Gesundheitszentrum

Fertigstellung des Pflegezentrums in Grenchen verzögert sich

Baustelle pur, innen wie aussen: Das ehemalige Spital wird zum Leistungszentrum ausgebaut.

Baustelle pur, innen wie aussen: Das ehemalige Spital wird zum Leistungszentrum ausgebaut.

Auch das Pflegezentrum im «Sunnepark» in Grenchen verzögert sich und wird neu definitiv am 28. Oktober 2013 eröffnet. Die Rekrutierung des künftigen Personals hat bereits begonnen.

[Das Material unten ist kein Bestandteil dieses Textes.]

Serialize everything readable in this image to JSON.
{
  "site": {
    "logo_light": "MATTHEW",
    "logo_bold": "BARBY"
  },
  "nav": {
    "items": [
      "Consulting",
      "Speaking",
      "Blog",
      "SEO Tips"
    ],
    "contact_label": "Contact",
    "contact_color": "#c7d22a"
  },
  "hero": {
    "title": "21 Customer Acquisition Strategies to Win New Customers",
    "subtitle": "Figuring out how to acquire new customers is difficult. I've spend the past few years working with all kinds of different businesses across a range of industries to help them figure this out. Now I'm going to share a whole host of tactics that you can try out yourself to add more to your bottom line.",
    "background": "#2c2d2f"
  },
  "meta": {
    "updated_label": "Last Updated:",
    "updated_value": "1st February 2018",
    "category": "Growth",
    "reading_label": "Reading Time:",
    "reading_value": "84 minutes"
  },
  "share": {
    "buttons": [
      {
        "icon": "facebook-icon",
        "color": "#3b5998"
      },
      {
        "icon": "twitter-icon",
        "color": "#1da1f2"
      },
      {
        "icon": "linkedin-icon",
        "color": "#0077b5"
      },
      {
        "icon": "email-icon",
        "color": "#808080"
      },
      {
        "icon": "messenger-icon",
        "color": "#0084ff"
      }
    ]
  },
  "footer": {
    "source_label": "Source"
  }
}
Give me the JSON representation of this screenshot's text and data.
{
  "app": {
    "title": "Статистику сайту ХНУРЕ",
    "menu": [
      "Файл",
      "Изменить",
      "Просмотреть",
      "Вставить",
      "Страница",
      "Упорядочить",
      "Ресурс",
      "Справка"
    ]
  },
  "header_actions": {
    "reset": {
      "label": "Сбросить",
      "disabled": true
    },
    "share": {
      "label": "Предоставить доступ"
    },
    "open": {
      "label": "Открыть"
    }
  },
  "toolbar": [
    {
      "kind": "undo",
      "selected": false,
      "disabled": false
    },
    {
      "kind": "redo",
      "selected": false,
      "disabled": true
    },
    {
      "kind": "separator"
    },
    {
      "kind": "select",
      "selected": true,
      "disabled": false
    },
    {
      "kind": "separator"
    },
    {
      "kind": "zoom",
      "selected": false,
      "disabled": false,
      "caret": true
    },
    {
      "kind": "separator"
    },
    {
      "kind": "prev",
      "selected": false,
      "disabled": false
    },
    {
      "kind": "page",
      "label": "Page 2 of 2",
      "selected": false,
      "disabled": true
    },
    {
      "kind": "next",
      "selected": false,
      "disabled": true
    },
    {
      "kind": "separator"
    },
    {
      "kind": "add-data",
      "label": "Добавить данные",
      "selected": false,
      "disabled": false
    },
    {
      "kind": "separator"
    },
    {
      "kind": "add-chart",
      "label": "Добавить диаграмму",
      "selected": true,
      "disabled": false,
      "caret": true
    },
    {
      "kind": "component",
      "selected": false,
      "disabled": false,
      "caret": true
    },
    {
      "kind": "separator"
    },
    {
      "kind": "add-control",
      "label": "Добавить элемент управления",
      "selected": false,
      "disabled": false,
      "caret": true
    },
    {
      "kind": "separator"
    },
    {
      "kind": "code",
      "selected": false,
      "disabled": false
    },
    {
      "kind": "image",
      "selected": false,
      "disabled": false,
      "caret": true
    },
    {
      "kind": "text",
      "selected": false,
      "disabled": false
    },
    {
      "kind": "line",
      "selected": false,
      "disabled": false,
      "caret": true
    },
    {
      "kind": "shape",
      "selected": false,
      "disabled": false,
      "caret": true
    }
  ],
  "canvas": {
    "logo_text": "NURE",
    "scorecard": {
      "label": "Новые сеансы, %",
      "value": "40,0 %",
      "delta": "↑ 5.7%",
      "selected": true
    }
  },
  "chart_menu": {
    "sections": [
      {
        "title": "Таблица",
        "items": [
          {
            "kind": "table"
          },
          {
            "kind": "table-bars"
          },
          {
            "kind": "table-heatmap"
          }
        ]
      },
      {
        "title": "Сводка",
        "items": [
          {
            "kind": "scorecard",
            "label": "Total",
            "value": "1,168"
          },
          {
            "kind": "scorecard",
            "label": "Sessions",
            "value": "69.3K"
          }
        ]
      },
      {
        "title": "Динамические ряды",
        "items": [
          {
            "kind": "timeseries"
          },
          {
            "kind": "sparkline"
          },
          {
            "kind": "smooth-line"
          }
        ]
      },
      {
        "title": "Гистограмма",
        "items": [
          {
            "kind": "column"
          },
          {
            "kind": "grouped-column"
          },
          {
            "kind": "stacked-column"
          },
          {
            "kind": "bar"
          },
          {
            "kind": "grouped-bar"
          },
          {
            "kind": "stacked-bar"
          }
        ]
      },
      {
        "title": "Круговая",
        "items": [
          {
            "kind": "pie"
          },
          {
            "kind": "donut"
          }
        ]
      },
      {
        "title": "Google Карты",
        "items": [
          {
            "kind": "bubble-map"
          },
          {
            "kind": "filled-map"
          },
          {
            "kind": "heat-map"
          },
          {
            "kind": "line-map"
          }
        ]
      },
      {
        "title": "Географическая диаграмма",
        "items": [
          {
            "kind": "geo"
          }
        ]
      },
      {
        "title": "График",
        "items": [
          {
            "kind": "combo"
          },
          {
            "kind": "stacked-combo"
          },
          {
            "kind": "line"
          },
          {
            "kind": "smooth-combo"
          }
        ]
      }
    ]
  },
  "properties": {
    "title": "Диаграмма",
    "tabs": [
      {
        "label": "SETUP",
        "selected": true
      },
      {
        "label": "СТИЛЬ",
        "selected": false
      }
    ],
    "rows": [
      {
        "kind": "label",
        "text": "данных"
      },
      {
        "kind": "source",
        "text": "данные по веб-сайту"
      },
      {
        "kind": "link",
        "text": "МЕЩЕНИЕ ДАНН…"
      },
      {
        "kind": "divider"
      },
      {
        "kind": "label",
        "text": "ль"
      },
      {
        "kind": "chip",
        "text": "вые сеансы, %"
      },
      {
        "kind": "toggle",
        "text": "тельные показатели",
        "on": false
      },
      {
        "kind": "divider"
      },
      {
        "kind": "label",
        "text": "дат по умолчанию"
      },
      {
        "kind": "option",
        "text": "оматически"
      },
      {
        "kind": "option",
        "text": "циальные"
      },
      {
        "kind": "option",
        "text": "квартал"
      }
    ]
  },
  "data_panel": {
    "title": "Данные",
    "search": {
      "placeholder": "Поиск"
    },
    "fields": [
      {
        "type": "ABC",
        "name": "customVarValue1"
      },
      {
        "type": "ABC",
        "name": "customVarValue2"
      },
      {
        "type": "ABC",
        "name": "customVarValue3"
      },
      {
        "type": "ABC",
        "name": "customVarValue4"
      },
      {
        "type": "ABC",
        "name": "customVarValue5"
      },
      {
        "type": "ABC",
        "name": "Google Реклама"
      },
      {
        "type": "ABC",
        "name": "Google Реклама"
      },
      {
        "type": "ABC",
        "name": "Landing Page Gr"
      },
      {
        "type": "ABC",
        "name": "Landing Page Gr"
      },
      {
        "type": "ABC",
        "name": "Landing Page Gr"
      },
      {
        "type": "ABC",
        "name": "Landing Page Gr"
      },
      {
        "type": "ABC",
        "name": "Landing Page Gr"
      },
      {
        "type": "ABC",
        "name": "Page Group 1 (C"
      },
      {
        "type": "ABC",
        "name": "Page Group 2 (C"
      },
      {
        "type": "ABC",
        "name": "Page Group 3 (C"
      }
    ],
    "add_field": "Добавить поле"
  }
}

Hier ein Hammerschlag, da ein Bohren, dort ein Scheppern - die Umbauarbeiten im ehemaligen Spital kommen voran. Über 50 Firmen führen parallel die verschiedensten Handwerke in 17 Teilprojekten aus, vom Plättliverlegen über die Fassadenerneuerung bis zum technischen Ausbau. Dass die Bauherrin Sunnepark Grenchen AG die Arbeiten vorantreibt, erfordert viel Flexibilität bei Nachbarn, Mietern, Architekt und Bauhandwerkern, da bisherige Dienstleistungen wie etwa psychologische Sprechstunden der Spitäler AG auch während der Umbauphase angeboten werden.

Man ist «auf Kurs»

Doch trotz der Eile geht es nun länger, bis der «Sunnepark» fertig sein wird: Die Eröffnung des Pflegezentrums musste von Mai auf Ende Oktober verschoben werden. «Die Rekrutierung des künftigen Personals hat nun offiziell begonnen», sagt Geschäftsleiter Christoph Künzli. Ausserdem wird im Bildungszentrum die Gesundheitsstiftung OdA nicht im Juni, sondern am 22. Juli ihre Arbeiten aufnehmen. «Auf Kurs» sei man mit dem Rest.

Es sei der Sunnepark AG ein Anliegen, die Öffentlichkeit über die Verzögerungen zu informieren, nachdem man am 15. April die Nachbarn bereits per Brief orientiert hatte. Darin wurde nicht nur die Eröffnung der ersten Pflegeabteilung mit 30 Betten am 28. Oktober in Aussicht gestellt, sondern auch, dass gleichzeitig das neue öffentliche Restaurant im 3. Obergeschoss seine Türen öffnet.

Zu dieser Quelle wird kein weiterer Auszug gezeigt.